Now that you have your bit flags set up in the colorValue variable, you need a way to set the individual bits to a 0 or 1, as well as a way to determine whether one or more bits (colors) are turned on. To do this, you use a bit mask. A bit mask is a constant number, usually of the same type as the target type containing the bit flags. This bit mask value will be ANDed, ORed, or XORed with the number containing the bit flags to determine the state of each bit flag or to set each bit flag to a 0 or 1:

	[Flags]
	public enum ColorBitMask
	{
	   NoColorBitMask = 0,   //binary value == 00000000
	   RedBitMask = 1,       //binary value == 00000001
	   GreenBitMask = 2,     //binary value == 00000010
	   BlueBitMask = 4,      //binary value == 00000100
	   BlackBitMask = 8,     //binary value == 00001000
	   GreyBitMask = 16,     //binary value == 00010000
	   SilverBitMask = 32,   //binary value == 00100000
	   OliveBitMask = 64,    //binary value == 01000000
	   TealBitMask = 128,    //binary value == 10000000
	   YellowBitMask = 3,    //binary value == 00000011
	   VioletBitMask = 5,    //binary value == 00000101
	   WhiteBitMask = 7,     //binary value == 00000111
	}

One common use for the & operator is to set one or more bits in a bit flag value to 0. If you AND a binary value with 1, you always obtain the original binary value. If, on the other hand, you AND a binary value with 0, you always obtain 0. Knowing this, you can use the bit mask values to remove various colors from the colorValue variable:

	ColorBitMask color = ColorBitMask.YellowBitMask;
	ColorBitMask newColor = color & ~ColorBitMask.RedBitMask;

This operation removes the RedBitMask from the color value. This value is then assigned to the newColor variable. The newColor variable now contains the value 2 (00000010 in binary), which is equal to the GreenBitMask value. Essentially, you removed the color red from the color yellow and ended up with the color green, which is a constituent color of yellow.

The | operator can also be used to set one or more bits to 1. If you OR a binary value with 0, you always obtain the original binary value. If, on the other hand, you OR a binary value with 1, you always obtain 1. Using this knowledge, you can use the bit mask values to add various colors to the color variable. For example:

	ColorBitMask color = ColorBitMask.RedBitMask;
	ColorBitMask newColor = color | ColorBitMask.GreenBitMask;

This operation ORs the GreenBitMask to the color value, which is currently set to the value RedBitMask. This value is then assigned to the newColor variable. The newColor variable now contains the value 3 (00000011 in binary); this value is equal to the YellowBitMask value. Essentially, you added the color green to the color red and obtained the color yellow.

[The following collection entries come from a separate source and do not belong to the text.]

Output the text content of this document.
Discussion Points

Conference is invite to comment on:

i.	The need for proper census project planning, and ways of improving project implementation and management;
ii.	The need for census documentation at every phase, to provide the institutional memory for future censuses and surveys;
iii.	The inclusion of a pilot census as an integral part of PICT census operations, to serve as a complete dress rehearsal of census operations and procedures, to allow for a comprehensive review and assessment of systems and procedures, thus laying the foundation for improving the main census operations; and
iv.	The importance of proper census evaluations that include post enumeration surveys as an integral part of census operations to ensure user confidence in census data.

The ^ operator is often used to flip or invert one or more bits in a bit flag value. It returns a 1 only when either bit is set to 1. If both bits are set to 1s or 0s, this operator returns a 0. This operation provides a convenient method of flipping a bit:

	ColorBitMask color = ColorBitMask.RedBitMask;
	ColorBitMask newColor = color ^ ColorBitMask.RedBitMask;

The code shown here flips the least-significant bit (defined by the RedBitMask operation) to its opposite value. So if the color were red, it would become 0, or no defined color, as shown here:

	  00000001 == Color (red)
	^ 00000001 == RedBitMask
	  00000000

If you XOR this result a second time with the bit mask RedBitMask, you get your original color (red) back again, as shown here:

	  00000000 == Color (red)
	^ 00000001 == RedBitMask
	  00000001 == red

If this operation is performed on the color yellow, you can obtain the color other than red that makes up this color. This operation is shown next along with the code.

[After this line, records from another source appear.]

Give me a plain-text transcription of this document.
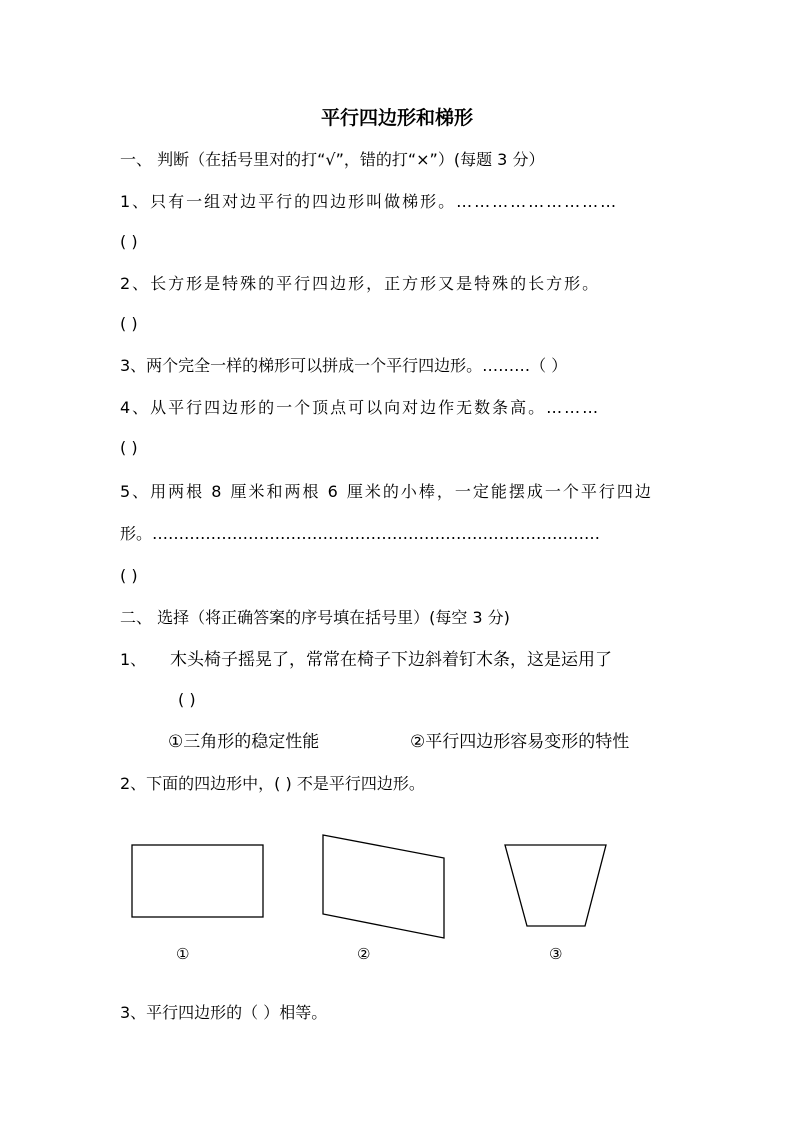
平行四边形和梯形
一、 判断（在括号里对的打“√”，错的打“×”）(每题 3 分）
1、只有一组对边平行的四边形叫做梯形。………………………
( )
2、长方形是特殊的平行四边形，正方形又是特殊的长方形。
( )
3、两个完全一样的梯形可以拼成一个平行四边形。………（ ）
4、从平行四边形的一个顶点可以向对边作无数条高。………
( )
5、用两根 8 厘米和两根 6 厘米的小棒，一定能摆成一个平行四边
形。…………………………………………………………………………
( )
二、 选择（将正确答案的序号填在括号里）(每空 3 分)
1、 木头椅子摇晃了，常常在椅子下边斜着钉木条，这是运用了
( )
①三角形的稳定性能	②平行四边形容易变形的特性
2、下面的四边形中，( ) 不是平行四边形。
①	②	③
3、平行四边形的（ ）相等。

	ColorBitMask color = ColorBitMask.YellowBitMask;
	ColorBitMask newColor = color ^ ColorBitMask.RedBitMask;
	    00000011 == Color (yellow)
	  ^ 00000001 == RedBitMask

	  00000010 == green

Use the AND (&) operator to set one or more bits to 0. Use the OR (|) operator to set one or more bits to 1. Use the XOR (^) operator to flip one or more bits to their opposite values.


See Also

See Recipe 1.4; see the "C# Operators" topic in the MSDN documentation.